Fresh off a second consecutive national championship, the Yale heavyweight varsity eight concluded another dominant season by thumping Harvard at The Race, the nation’s oldest collegiate sporting competition.
The Bulldogs got off to a quick start, taking an early lead that they never gave up. The No. 1 crew in the country finished 7.9 seconds ahead of the No. 4 Crimson in the four-mile race on home waters.
“The varsity, as they did all season, took command in the first mile,” head coach Steve Gladstone said. “It was dominant from start to finish.”
The Elis also took two out of the three other races, with the second eights claiming the three-mile race by 5.5 seconds and the fourth eight winning its two-mile contest by 4.5 seconds.

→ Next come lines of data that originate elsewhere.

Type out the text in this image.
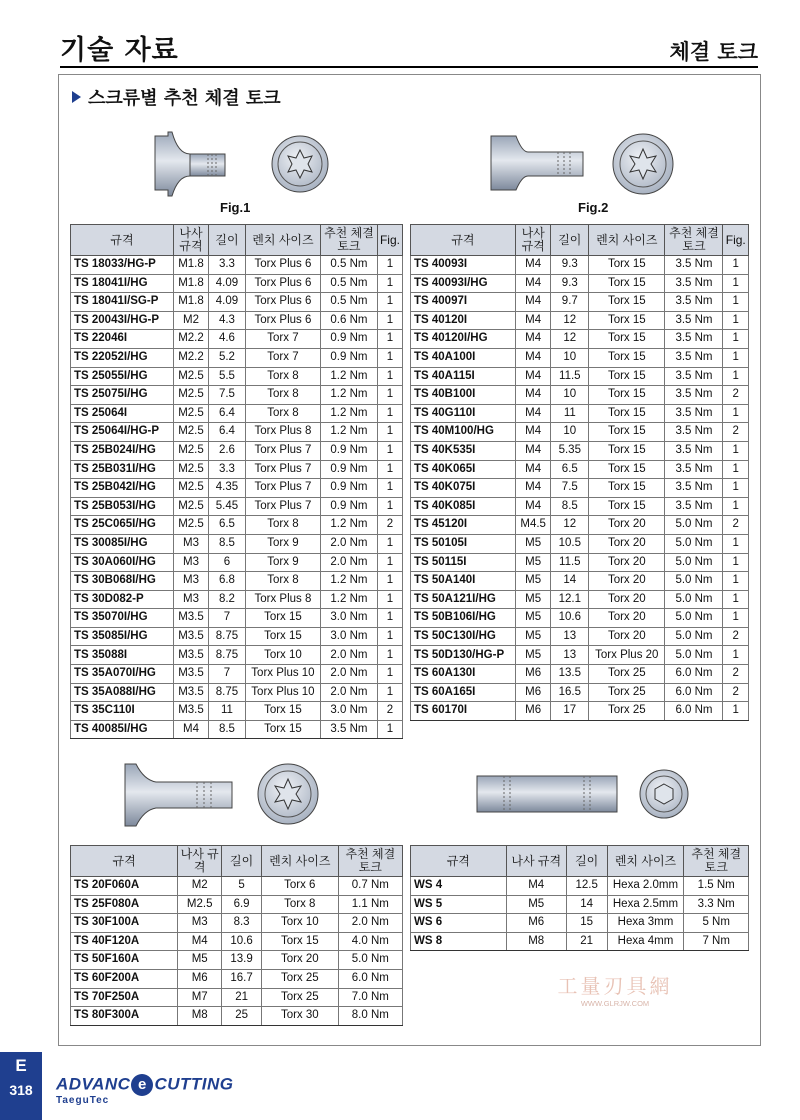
기술 자료	체결 토크
스크류별 추천 체결 토크
Fig.1	Fig.2
규격	나사 규격	길이	렌치 사이즈	추천 체결 토크	Fig.
TS 18033/HG-P	M1.8	3.3	Torx Plus 6	0.5 Nm	1
TS 18041I/HG	M1.8	4.09	Torx Plus 6	0.5 Nm	1
TS 18041I/SG-P	M1.8	4.09	Torx Plus 6	0.5 Nm	1
TS 20043I/HG-P	M2	4.3	Torx Plus 6	0.6 Nm	1
TS 22046I	M2.2	4.6	Torx 7	0.9 Nm	1
TS 22052I/HG	M2.2	5.2	Torx 7	0.9 Nm	1
TS 25055I/HG	M2.5	5.5	Torx 8	1.2 Nm	1
TS 25075I/HG	M2.5	7.5	Torx 8	1.2 Nm	1
TS 25064I	M2.5	6.4	Torx 8	1.2 Nm	1
TS 25064I/HG-P	M2.5	6.4	Torx Plus 8	1.2 Nm	1
TS 25B024I/HG	M2.5	2.6	Torx Plus 7	0.9 Nm	1
TS 25B031I/HG	M2.5	3.3	Torx Plus 7	0.9 Nm	1
TS 25B042I/HG	M2.5	4.35	Torx Plus 7	0.9 Nm	1
TS 25B053I/HG	M2.5	5.45	Torx Plus 7	0.9 Nm	1
TS 25C065I/HG	M2.5	6.5	Torx 8	1.2 Nm	2
TS 30085I/HG	M3	8.5	Torx 9	2.0 Nm	1
TS 30A060I/HG	M3	6	Torx 9	2.0 Nm	1
TS 30B068I/HG	M3	6.8	Torx 8	1.2 Nm	1
TS 30D082-P	M3	8.2	Torx Plus 8	1.2 Nm	1
TS 35070I/HG	M3.5	7	Torx 15	3.0 Nm	1
TS 35085I/HG	M3.5	8.75	Torx 15	3.0 Nm	1
TS 35088I	M3.5	8.75	Torx 10	2.0 Nm	1
TS 35A070I/HG	M3.5	7	Torx Plus 10	2.0 Nm	1
TS 35A088I/HG	M3.5	8.75	Torx Plus 10	2.0 Nm	1
TS 35C110I	M3.5	11	Torx 15	3.0 Nm	2
TS 40085I/HG	M4	8.5	Torx 15	3.5 Nm	1
규격	나사 규격	길이	렌치 사이즈	추천 체결 토크	Fig.
TS 40093I	M4	9.3	Torx 15	3.5 Nm	1
TS 40093I/HG	M4	9.3	Torx 15	3.5 Nm	1
TS 40097I	M4	9.7	Torx 15	3.5 Nm	1
TS 40120I	M4	12	Torx 15	3.5 Nm	1
TS 40120I/HG	M4	12	Torx 15	3.5 Nm	1
TS 40A100I	M4	10	Torx 15	3.5 Nm	1
TS 40A115I	M4	11.5	Torx 15	3.5 Nm	1
TS 40B100I	M4	10	Torx 15	3.5 Nm	2
TS 40G110I	M4	11	Torx 15	3.5 Nm	1
TS 40M100/HG	M4	10	Torx 15	3.5 Nm	2
TS 40K535I	M4	5.35	Torx 15	3.5 Nm	1
TS 40K065I	M4	6.5	Torx 15	3.5 Nm	1
TS 40K075I	M4	7.5	Torx 15	3.5 Nm	1
TS 40K085I	M4	8.5	Torx 15	3.5 Nm	1
TS 45120I	M4.5	12	Torx 20	5.0 Nm	2
TS 50105I	M5	10.5	Torx 20	5.0 Nm	1
TS 50115I	M5	11.5	Torx 20	5.0 Nm	1
TS 50A140I	M5	14	Torx 20	5.0 Nm	1
TS 50A121I/HG	M5	12.1	Torx 20	5.0 Nm	1
TS 50B106I/HG	M5	10.6	Torx 20	5.0 Nm	1
TS 50C130I/HG	M5	13	Torx 20	5.0 Nm	2
TS 50D130/HG-P	M5	13	Torx Plus 20	5.0 Nm	1
TS 60A130I	M6	13.5	Torx 25	6.0 Nm	2
TS 60A165I	M6	16.5	Torx 25	6.0 Nm	2
TS 60170I	M6	17	Torx 25	6.0 Nm	1
규격	나사 규격	길이	렌치 사이즈	추천 체결 토크
TS 20F060A	M2	5	Torx 6	0.7 Nm
TS 25F080A	M2.5	6.9	Torx 8	1.1 Nm
TS 30F100A	M3	8.3	Torx 10	2.0 Nm
TS 40F120A	M4	10.6	Torx 15	4.0 Nm
TS 50F160A	M5	13.9	Torx 20	5.0 Nm
TS 60F200A	M6	16.7	Torx 25	6.0 Nm
TS 70F250A	M7	21	Torx 25	7.0 Nm
TS 80F300A	M8	25	Torx 30	8.0 Nm
규격	나사 규격	길이	렌치 사이즈	추천 체결 토크
WS 4	M4	12.5	Hexa 2.0mm	1.5 Nm
WS 5	M5	14	Hexa 2.5mm	3.3 Nm
WS 6	M6	15	Hexa 3mm	5 Nm
WS 8	M8	21	Hexa 4mm	7 Nm
工量刃具網
WWW.GLRJW.COM
E
318	ADVANC e CUTTING
TaeguTec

The third eights lost by a narrow 2.9 second margin.
According to Gladstone, Friday’s victory by the fourth eights gave Yale momentum heading into Saturday’s races.

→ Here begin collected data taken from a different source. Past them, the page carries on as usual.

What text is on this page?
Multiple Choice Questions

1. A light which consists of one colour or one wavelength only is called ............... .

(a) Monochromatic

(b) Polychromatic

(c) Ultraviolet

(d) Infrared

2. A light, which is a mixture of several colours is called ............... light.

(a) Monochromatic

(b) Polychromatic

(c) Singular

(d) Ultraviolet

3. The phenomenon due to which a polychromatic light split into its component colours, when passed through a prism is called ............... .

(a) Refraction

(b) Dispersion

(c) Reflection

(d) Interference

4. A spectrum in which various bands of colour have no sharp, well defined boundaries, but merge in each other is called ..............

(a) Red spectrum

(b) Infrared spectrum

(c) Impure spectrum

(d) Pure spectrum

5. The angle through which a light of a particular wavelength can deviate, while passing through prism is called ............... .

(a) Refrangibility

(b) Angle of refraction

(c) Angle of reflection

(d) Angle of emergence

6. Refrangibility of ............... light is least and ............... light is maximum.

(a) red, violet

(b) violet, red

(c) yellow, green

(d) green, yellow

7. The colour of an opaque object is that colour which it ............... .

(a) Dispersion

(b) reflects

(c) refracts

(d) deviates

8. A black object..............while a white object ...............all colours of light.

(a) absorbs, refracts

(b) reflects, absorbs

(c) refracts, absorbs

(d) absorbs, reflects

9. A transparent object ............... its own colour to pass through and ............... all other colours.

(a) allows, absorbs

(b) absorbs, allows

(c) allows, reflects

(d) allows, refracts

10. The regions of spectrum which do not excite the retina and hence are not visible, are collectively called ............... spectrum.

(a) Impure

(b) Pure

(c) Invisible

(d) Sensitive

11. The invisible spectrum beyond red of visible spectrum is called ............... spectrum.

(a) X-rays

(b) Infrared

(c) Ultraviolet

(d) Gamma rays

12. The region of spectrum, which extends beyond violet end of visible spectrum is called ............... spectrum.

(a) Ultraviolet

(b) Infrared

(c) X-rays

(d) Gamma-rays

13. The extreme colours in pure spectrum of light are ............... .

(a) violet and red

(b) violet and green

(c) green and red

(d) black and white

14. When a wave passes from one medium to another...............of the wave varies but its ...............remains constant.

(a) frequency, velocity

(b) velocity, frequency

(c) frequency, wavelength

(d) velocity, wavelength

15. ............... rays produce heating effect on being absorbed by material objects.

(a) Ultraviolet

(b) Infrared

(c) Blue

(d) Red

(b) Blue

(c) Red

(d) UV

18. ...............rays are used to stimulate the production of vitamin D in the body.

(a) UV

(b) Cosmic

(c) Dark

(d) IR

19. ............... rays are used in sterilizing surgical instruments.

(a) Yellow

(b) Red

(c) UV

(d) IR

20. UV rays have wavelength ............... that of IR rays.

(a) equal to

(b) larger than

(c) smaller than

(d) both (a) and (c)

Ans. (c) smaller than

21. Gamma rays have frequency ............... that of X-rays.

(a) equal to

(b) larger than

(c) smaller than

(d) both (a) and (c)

“The tone was set with the race on Friday night,” Gladstone said. “The fourth varsity had terrific leadership from Lucas Peilert ’18. He worked with those guys. They are guys on the edge of competing and he drew them together. He was a good morale boost.”

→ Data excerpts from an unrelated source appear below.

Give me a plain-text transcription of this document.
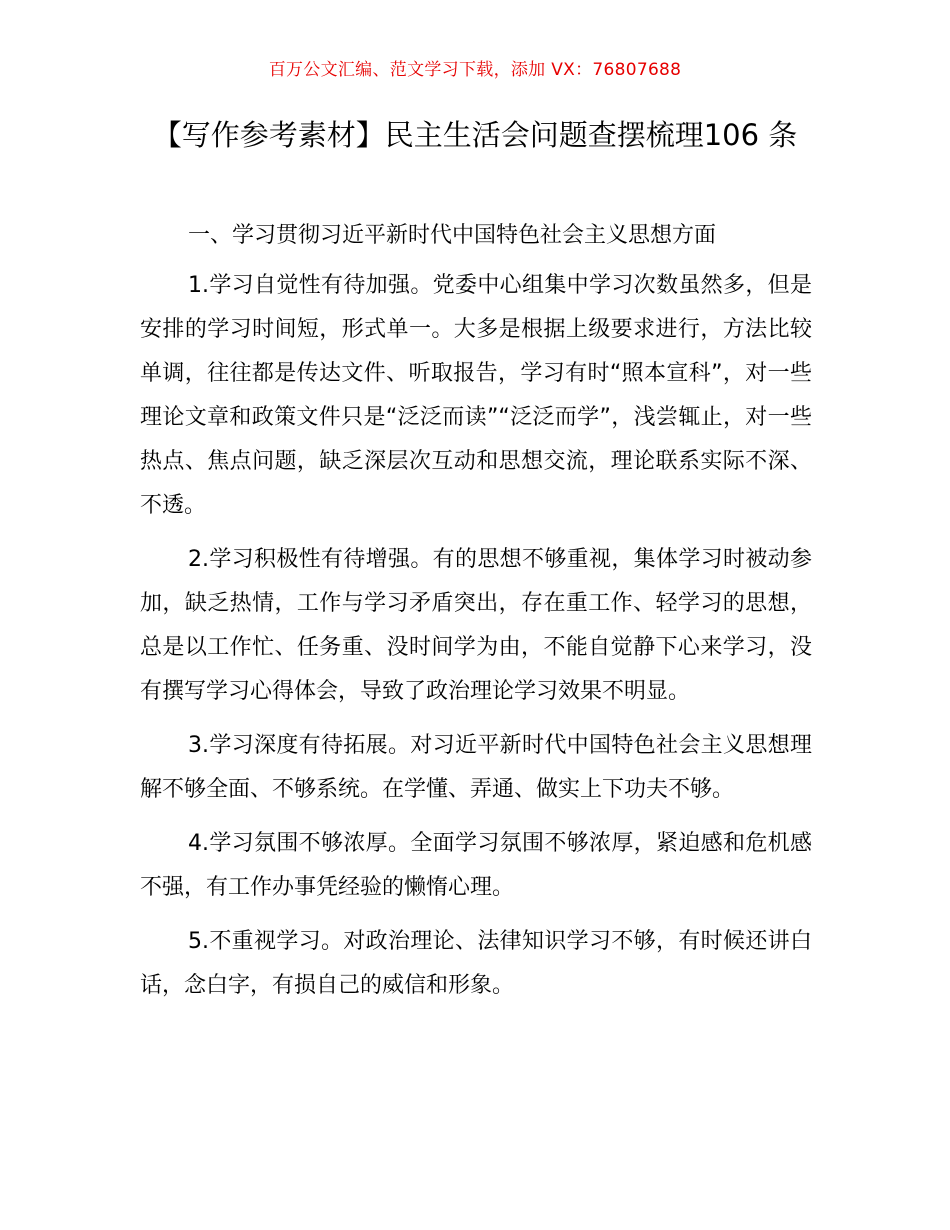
百万公文汇编、范文学习下载，添加 VX：76807688
【写作参考素材】民主生活会问题查摆梳理106 条
一、学习贯彻习近平新时代中国特色社会主义思想方面

1.学习自觉性有待加强。党委中心组集中学习次数虽然多，但是安排的学习时间短，形式单一。大多是根据上级要求进行，方法比较单调，往往都是传达文件、听取报告，学习有时“照本宣科”，对一些理论文章和政策文件只是“泛泛而读”“泛泛而学”，浅尝辄止，对一些热点、焦点问题，缺乏深层次互动和思想交流，理论联系实际不深、不透。

2.学习积极性有待增强。有的思想不够重视，集体学习时被动参加，缺乏热情，工作与学习矛盾突出，存在重工作、轻学习的思想，总是以工作忙、任务重、没时间学为由，不能自觉静下心来学习，没有撰写学习心得体会，导致了政治理论学习效果不明显。

3.学习深度有待拓展。对习近平新时代中国特色社会主义思想理解不够全面、不够系统。在学懂、弄通、做实上下功夫不够。

4.学习氛围不够浓厚。全面学习氛围不够浓厚，紧迫感和危机感不强，有工作办事凭经验的懒惰心理。

5.不重视学习。对政治理论、法律知识学习不够，有时候还讲白话，念白字，有损自己的威信和形象。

The Bulldogs started slow on Saturday, with the third varsity eight falling to the Crimson by about a boat length in the two-mile race. But Yale’s top-two boats were up for the challenge, each taking their races by more than five seconds.
Both boats also beat Harvard in the season-ending regatta last year. This year’s victory over the Crimson was the fourth straight for Yale’s top eight, although the 2016 win was not officially recognized. In that race, Yale had a decisive lead before Harvard’s boat began to fill with water and no official winner was recognized.
This weekend capped off a superb season for the heavyweight team. The Bulldogs beat every Ivy opponent this spring before capturing the Eastern Association of Rowing Colleges title for the fourth straight year and the national championship for the second straight year. Still, according to Gladstone, the season would not have been complete without a win over the Crimson.
“Winning the national championship is the crown jewel,” Gladstone said. “That being said, the unique Yale-Harvard rivalry meant a win was absolutely mandatory. It would have left a very bad taste.”
This weekend’s regatta was the 153rd meeting between the Eli and Crimson boats.